Picking Presidents with care

“All the ills of democracy can be cured by more democracy,” said New York Governor and Democratic Presidential Nominee Al Smith. The remedy is worse than the disease, replies former North Carolina Governor and now Duke University President Terry Sanford. Fearing that runaway democracy has made a shambles of the presidential selection process, Sanford last week announced the formation of a new bipartisan committee to promote changes in party rules in advance of the next election campaign. “You can’t run this nation like a town meeting,” said Sanford. “We should make the system less democratic and less chaotic. We must involve the political leadership more. We must strengthen the political parties.”

Sanford’s panel includes some 20 heavyweights from both major parties, among them former Secretary of State Edmund Muskie, Republican Senator Robert Dole, Carter National Campaign Chairman Robert Strauss and onetime Reagan Presidential Campaign Manager John Sears. In coming months the group will hold a series of meetings around the country, under the auspices of Duke and the Woodrow Wilson International Center for Scholars, inviting contributions from politicians, journalists, campaign organizers, pollsters and anybody else with ideas about ending the current chaos. The committee hopes to build enough momentum to cause the rules committees of both parties to make changes in time for the 1984 contest.

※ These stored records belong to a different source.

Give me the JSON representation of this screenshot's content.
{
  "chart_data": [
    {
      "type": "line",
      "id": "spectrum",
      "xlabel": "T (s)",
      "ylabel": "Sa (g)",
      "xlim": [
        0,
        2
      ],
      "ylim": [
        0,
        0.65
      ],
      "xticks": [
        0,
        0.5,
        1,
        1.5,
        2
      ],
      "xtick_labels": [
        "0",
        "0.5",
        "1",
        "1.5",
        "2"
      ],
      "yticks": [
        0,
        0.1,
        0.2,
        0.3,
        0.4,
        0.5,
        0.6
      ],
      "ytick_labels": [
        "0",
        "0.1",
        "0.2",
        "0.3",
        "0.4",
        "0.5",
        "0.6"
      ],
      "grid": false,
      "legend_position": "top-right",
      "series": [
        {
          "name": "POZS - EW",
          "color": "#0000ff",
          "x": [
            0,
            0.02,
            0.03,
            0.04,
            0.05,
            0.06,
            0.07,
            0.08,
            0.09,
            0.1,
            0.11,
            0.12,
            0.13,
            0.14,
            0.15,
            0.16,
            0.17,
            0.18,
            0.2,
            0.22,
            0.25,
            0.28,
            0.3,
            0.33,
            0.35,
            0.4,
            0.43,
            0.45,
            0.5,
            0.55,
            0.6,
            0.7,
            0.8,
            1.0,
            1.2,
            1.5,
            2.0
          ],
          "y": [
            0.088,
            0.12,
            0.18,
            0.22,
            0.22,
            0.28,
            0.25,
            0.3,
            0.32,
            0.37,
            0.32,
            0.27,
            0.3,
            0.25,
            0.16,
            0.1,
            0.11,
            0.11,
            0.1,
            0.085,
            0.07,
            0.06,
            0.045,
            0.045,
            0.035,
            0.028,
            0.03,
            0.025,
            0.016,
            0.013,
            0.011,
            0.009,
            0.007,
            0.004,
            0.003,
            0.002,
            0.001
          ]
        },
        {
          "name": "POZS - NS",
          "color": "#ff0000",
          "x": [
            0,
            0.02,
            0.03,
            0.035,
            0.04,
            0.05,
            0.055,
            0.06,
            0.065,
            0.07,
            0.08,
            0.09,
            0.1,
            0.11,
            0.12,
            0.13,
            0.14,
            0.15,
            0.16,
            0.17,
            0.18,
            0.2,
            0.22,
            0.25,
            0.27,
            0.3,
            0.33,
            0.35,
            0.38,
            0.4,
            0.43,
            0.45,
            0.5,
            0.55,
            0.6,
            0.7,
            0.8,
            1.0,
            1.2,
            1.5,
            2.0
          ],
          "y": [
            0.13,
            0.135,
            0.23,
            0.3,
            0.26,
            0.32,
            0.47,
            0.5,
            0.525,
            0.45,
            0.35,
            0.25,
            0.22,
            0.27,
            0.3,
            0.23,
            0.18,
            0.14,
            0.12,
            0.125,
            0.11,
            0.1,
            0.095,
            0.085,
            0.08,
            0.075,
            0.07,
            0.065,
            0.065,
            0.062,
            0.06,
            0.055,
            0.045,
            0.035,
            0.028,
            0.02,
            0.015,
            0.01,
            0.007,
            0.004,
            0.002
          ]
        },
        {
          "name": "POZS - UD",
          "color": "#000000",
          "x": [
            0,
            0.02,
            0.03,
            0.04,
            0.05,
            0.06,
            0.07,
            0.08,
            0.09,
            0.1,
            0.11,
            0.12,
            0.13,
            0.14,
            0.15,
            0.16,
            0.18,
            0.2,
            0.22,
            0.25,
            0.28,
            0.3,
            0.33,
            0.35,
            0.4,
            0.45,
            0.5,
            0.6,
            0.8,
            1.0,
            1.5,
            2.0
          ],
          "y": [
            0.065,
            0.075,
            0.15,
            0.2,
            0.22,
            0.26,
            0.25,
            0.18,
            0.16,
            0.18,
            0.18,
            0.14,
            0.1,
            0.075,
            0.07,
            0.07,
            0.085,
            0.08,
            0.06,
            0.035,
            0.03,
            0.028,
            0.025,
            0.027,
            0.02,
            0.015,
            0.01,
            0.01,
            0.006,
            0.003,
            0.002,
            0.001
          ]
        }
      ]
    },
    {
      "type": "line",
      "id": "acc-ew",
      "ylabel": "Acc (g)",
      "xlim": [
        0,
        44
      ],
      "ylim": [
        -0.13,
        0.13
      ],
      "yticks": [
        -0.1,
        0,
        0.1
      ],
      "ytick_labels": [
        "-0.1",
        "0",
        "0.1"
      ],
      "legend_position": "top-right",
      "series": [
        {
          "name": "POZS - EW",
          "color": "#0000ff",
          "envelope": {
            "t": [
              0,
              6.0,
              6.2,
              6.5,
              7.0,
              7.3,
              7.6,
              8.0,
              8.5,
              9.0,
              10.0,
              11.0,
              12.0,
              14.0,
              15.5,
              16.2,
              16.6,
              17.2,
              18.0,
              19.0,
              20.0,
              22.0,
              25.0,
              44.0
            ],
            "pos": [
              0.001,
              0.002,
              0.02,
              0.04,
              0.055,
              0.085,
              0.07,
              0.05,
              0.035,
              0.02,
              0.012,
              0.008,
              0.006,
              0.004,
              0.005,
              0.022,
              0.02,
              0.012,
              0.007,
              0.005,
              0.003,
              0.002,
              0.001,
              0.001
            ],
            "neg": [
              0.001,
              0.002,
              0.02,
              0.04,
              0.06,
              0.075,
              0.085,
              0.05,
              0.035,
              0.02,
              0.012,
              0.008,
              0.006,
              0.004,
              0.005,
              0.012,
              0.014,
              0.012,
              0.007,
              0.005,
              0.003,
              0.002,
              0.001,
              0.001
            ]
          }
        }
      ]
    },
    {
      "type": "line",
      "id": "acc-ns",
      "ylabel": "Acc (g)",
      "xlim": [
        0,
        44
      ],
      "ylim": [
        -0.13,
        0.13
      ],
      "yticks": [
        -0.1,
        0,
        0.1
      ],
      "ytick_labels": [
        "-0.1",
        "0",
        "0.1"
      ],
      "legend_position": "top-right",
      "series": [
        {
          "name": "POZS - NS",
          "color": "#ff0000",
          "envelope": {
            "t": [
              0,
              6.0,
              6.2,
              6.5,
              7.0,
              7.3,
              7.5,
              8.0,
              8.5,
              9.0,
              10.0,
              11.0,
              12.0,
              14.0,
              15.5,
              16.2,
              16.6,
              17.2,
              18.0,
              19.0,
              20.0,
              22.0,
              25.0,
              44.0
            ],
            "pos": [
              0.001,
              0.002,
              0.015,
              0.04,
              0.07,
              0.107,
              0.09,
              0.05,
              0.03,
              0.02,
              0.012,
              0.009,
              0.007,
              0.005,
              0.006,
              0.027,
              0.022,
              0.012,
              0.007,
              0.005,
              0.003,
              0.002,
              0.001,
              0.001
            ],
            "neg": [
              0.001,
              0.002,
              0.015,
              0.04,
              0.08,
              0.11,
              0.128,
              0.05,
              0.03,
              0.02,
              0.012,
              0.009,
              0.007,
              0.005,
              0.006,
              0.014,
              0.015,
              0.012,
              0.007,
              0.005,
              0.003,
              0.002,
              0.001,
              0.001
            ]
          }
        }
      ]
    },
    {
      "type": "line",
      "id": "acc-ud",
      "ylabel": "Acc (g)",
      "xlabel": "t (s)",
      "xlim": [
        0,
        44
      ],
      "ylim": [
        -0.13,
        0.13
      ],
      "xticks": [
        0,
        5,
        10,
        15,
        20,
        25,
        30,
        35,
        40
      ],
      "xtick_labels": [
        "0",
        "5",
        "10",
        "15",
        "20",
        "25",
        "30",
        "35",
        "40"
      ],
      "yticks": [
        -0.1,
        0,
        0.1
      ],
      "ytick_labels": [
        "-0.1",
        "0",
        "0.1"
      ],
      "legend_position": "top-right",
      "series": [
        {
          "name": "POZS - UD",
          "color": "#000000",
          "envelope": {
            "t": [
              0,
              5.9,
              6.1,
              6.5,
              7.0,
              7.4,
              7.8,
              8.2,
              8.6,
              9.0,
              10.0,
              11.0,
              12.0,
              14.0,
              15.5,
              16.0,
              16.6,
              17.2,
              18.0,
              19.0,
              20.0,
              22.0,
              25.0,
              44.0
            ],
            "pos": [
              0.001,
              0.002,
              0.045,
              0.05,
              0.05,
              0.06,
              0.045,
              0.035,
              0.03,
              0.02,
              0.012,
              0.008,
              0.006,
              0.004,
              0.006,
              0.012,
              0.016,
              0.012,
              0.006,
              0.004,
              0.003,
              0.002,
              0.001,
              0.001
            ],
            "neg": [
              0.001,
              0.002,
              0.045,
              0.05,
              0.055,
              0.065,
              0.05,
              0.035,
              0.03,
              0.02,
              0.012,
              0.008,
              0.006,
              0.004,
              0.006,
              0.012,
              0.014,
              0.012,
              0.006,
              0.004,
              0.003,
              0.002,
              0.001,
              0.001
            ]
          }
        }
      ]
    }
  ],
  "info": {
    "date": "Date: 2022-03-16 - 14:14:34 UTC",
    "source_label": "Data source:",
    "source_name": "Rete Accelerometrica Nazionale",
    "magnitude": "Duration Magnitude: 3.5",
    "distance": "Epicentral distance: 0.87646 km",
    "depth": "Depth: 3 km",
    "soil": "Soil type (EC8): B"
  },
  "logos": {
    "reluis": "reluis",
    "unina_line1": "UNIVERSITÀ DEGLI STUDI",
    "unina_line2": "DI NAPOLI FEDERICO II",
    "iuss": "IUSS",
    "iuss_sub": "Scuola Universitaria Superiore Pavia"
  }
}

Though the panel has not yet made specific recommendations, it generally favors giving convention delegates more independence, restoring a greater role for the parties, shortening the length of the campaign, reducing the importance of the primaries, and deflating the influence of special-interest groups. Says John Sears: “This is a horrible system, a terrible system. Under the current arrangement, single-issue groups can essentially blackmail a candidate.” Agrees Bob Strauss: “When national conventions are dominated by single-issue groups, the conventions don’t represent America.”

To add to the pressure for changing the rules, Sanford is publishing a book in June, A Danger of Democracy (Westview Press; 184 pages), analyzing the selection process. In it he cites the need for “thinking delegates” who carefully deliberate on their choice for President. Like other critics of the present system, Sanford wants to liberate convention delegates from their rigid commitment to a particular candidate. Under the present system, the delegates have virtually no flexibility to adapt to changing political conditions once they are selected, says Sanford. “They are instructed and bound more precisely than when they were bound and driven by the bosses.” And the nominees they pick are more likely to be unrepresentative of the party’s mainstream, as in the case of George McGovern, or a Washington outsider, as was Jimmy Carter.* Or both: witness Ronald Reagan.

One side benefit of the process as it is today is that it assures seats for women and minorities, who were underrepresented in the past. But that advantage may be illusory, says Sanford. Women and minorities are certainly more prominent at the conventions now, but he suggests that they have only the appearance of power. They have little room for maneuvering or expressing their own viewpoints; they are bound delegates. “Would it not be better if we had a system that would draw in women and minority delegates because each had an intellectual and political contribution to make, rather than because the party wants superficial proof that it is broad and fair?” More independence for the delegates would also revive the importance of the national convention, which Sanford describes as a “consensus-building instrument that is crucial to our effective self-government.” This, in turn, is likely to produce better nominees. Democratic government can be destroyed, writes Sanford, if “we mistakenly assume the goal to be participation rather than selecting the best possible presidential candidates.” ∎

*The former President proposed a change of his own last week. While visiting Princeton University, he told students that the President should serve a single six-year term in order to pursue his policies without being accused of playing politics. Ever a loner, Carter also called the Democratic Party an “albatross around my neck” during his re-election campaign.